信じられないといった表情でクワーマンを見るドラロン。

「このホビット、面白いだろ~」

「おら、クワーマンです。好きな飲み物はりんごと蜂蜜とろ~り入った麦茶です」

「驚いた・・・そして俺は今猛烈に感動している」

「このホビットはすごい肺活量の持ち主でね」

「そうっす、DG1を破壊したのは彼っす」

ポコチン銃を咥えて壊したことは黙っておくことにしよう。

「ドラゴンスナイパーの使い手が現れるとはな。あの威力…見たかよ。

やっぱり俺は魔族の名工だよな。

よし、クワーマン、そいつぁ~今日からお前のものだ。

お礼?よしてくれぃ。武器が人を選ぶ瞬間に立ち会えただけで十分だ。

今夜は美味い酒が飲めそうだ。ガンガン、今晩は酒を用意しておいてくれ!

それから、あの店のチャーハンもな」

「はい、マスター」

88がドラロンの耳元で

「ドラゴンスナイパーをラッパという楽器に改造してくれない」

「真の使い手が現れたこの喜びの瞬間に楽器に改造しろってか」

「そう、楽器。ラッパってやつに改造してよ」

「さっき見たろ。ドラゴンスナイパーの芸術的な破壊力を」

「私は何も感じなかったよ」

「メルト、お前が別格過ぎるんだよ!俺が作ったドラゴンスナイパーを楽器?」

「改造する材料が足りないのなら・・・」

88が左手の手袋を外す。

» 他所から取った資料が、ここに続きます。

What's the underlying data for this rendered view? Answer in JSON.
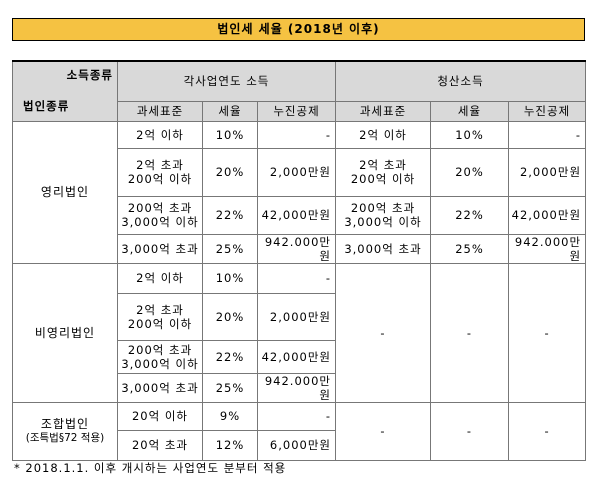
{
  "title": "법인세 세율 (2018년 이후)",
  "header": {
    "income_type": "소득종류",
    "corp_type": "법인종류",
    "group1": "각사업연도 소득",
    "group2": "청산소득",
    "columns": [
      "과세표준",
      "세율",
      "누진공제",
      "과세표준",
      "세율",
      "누진공제"
    ]
  },
  "sections": [
    {
      "name": [
        "영리법인"
      ],
      "rows": [
        {
          "base": [
            "2억 이하"
          ],
          "rate": "10%",
          "deduction": "-"
        },
        {
          "base": [
            "2억 초과",
            "200억 이하"
          ],
          "rate": "20%",
          "deduction": "2,000만원"
        },
        {
          "base": [
            "200억 초과",
            "3,000억 이하"
          ],
          "rate": "22%",
          "deduction": "42,000만원"
        },
        {
          "base": [
            "3,000억 초과"
          ],
          "rate": "25%",
          "deduction": "942.000만원"
        }
      ],
      "liquidation": [
        {
          "base": [
            "2억 이하"
          ],
          "rate": "10%",
          "deduction": "-"
        },
        {
          "base": [
            "2억 초과",
            "200억 이하"
          ],
          "rate": "20%",
          "deduction": "2,000만원"
        },
        {
          "base": [
            "200억 초과",
            "3,000억 이하"
          ],
          "rate": "22%",
          "deduction": "42,000만원"
        },
        {
          "base": [
            "3,000억 초과"
          ],
          "rate": "25%",
          "deduction": "942.000만원"
        }
      ]
    },
    {
      "name": [
        "비영리법인"
      ],
      "rows": [
        {
          "base": [
            "2억 이하"
          ],
          "rate": "10%",
          "deduction": "-"
        },
        {
          "base": [
            "2억 초과",
            "200억 이하"
          ],
          "rate": "20%",
          "deduction": "2,000만원"
        },
        {
          "base": [
            "200억 초과",
            "3,000억 이하"
          ],
          "rate": "22%",
          "deduction": "42,000만원"
        },
        {
          "base": [
            "3,000억 초과"
          ],
          "rate": "25%",
          "deduction": "942.000만원"
        }
      ],
      "liquidation": {
        "base": "-",
        "rate": "-",
        "deduction": "-"
      }
    },
    {
      "name": [
        "조합법인",
        "(조특법§72 적용)"
      ],
      "rows": [
        {
          "base": [
            "20억 이하"
          ],
          "rate": "9%",
          "deduction": "-"
        },
        {
          "base": [
            "20억 초과"
          ],
          "rate": "12%",
          "deduction": "6,000만원"
        }
      ],
      "liquidation": {
        "base": "-",
        "rate": "-",
        "deduction": "-"
      }
    }
  ],
  "footnote": "* 2018.1.1. 이후 개시하는 사업연도 분부터 적용"
}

手の甲に数字の8がチラッと見えた。

「この辺の鎧や盾を数個、8式でぶっ壊すから材料にすればいいよ」

「やめろ!8式はやめろ!工房が吹っ飛ぶからやめろって!」

この日、ドラゴンスナイパーは200年の時を経て真の使い手とめぐり会えたが

その日のうちにラッパに生まれ変わり、武器としての生涯を閉じた。

「閉じさせねぇよ。俺は魔族の名工。武器の機能はこっそりと残してるぜぇ!」

後日、クワーマンがドラゴンスナイパーで作った横穴は倉庫として活用された。